Coupled multicore fibers are designed with cores placed in close proximity, allowing light to intentionally couple between them. This creates a single multimode waveguide where signals propagate as "supermodes," which are combinations of the individual core modes.

• How They Work: Signals launched into one core quickly distribute their power across all cores. The receiver must use sophisticated MIMO-DSP to untangle the mixed signals and recover the original data streams. This is similar to how few-mode fibers (FMFs) operate.

• Advantages:

  • High Core Density: The close core proximity allows for a significantly higher number of cores within the standard 125 µm cladding diameter. This increases the overall spatial channel density.

  • Mitigation of Impairments: The strong, random coupling between cores can reduce the negative effects of mode-dependent loss (MDL) and differential mode delay (DMD), which simplifies compensation requirements and improves overall transmission performance. It can also help suppress nonlinear impairments.

• Disadvantages:

  • High Inter-Core Crosstalk: This is a fundamental characteristic and a major challenge.

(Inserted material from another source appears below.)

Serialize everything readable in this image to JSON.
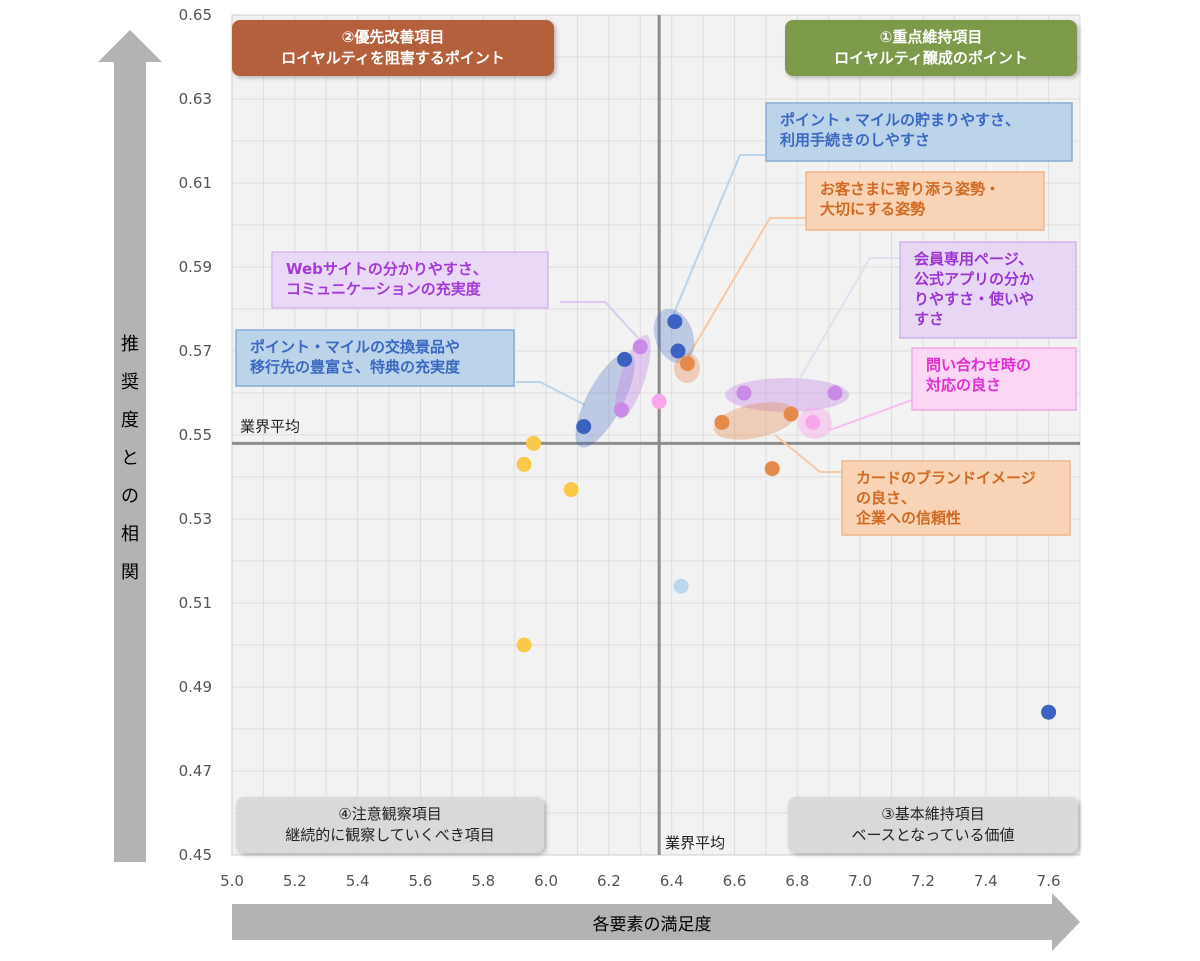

The high crosstalk necessitates the use of complex and computationally intensive MIMO-DSP at the receiver, increasing power consumption and system complexity.

  • Increased Complexity: The need for complex DSP, specialized amplifiers, and fan-in/fan-out devices adds to the cost and complexity of the system.

Future Outlook

Both uncoupled and coupled MCFs are being researched for future ultra-high-capacity optical communication. The choice between them depends on the specific application and trade-offs.

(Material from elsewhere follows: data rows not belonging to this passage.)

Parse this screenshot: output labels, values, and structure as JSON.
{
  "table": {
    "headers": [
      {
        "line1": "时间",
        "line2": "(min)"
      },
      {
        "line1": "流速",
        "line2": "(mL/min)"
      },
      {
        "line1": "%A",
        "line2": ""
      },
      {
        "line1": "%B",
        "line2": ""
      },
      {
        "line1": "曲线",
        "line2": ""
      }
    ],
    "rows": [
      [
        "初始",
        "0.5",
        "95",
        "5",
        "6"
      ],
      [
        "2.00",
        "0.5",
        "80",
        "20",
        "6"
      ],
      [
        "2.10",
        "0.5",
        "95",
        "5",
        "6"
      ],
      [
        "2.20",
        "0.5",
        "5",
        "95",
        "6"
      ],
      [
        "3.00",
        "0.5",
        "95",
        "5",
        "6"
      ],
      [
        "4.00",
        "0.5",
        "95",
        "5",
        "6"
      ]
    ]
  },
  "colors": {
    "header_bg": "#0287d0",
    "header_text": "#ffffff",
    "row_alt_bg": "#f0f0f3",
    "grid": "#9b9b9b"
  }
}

• Uncoupled-MCFs are a strong candidate for long-haul transmission and submarine cables, where low crosstalk is critical for maintaining signal integrity over thousands of kilometers. Their compatibility with existing technologies also makes them an attractive option for more straightforward system upgrades.

• Coupled-MCFs are being explored for high-density, short-to-medium-haul networks where a very high spatial channel count is a priority and the power and complexity of MIMO-DSP are more manageable. Combining few-mode cores with coupled multicore designs (Few-Mode Multicore Fibers, FM-MCFs) is also a key area of research, aiming to combine the benefits of both technologies for a massive increase in capacity.

Ultimately, achieving a robust and efficient MCF system will require a balance of optical fiber design, advanced signal processing, and new component technologies like multicore amplifiers and fan-in/fan-out devices to address the inherent challenges of each approach.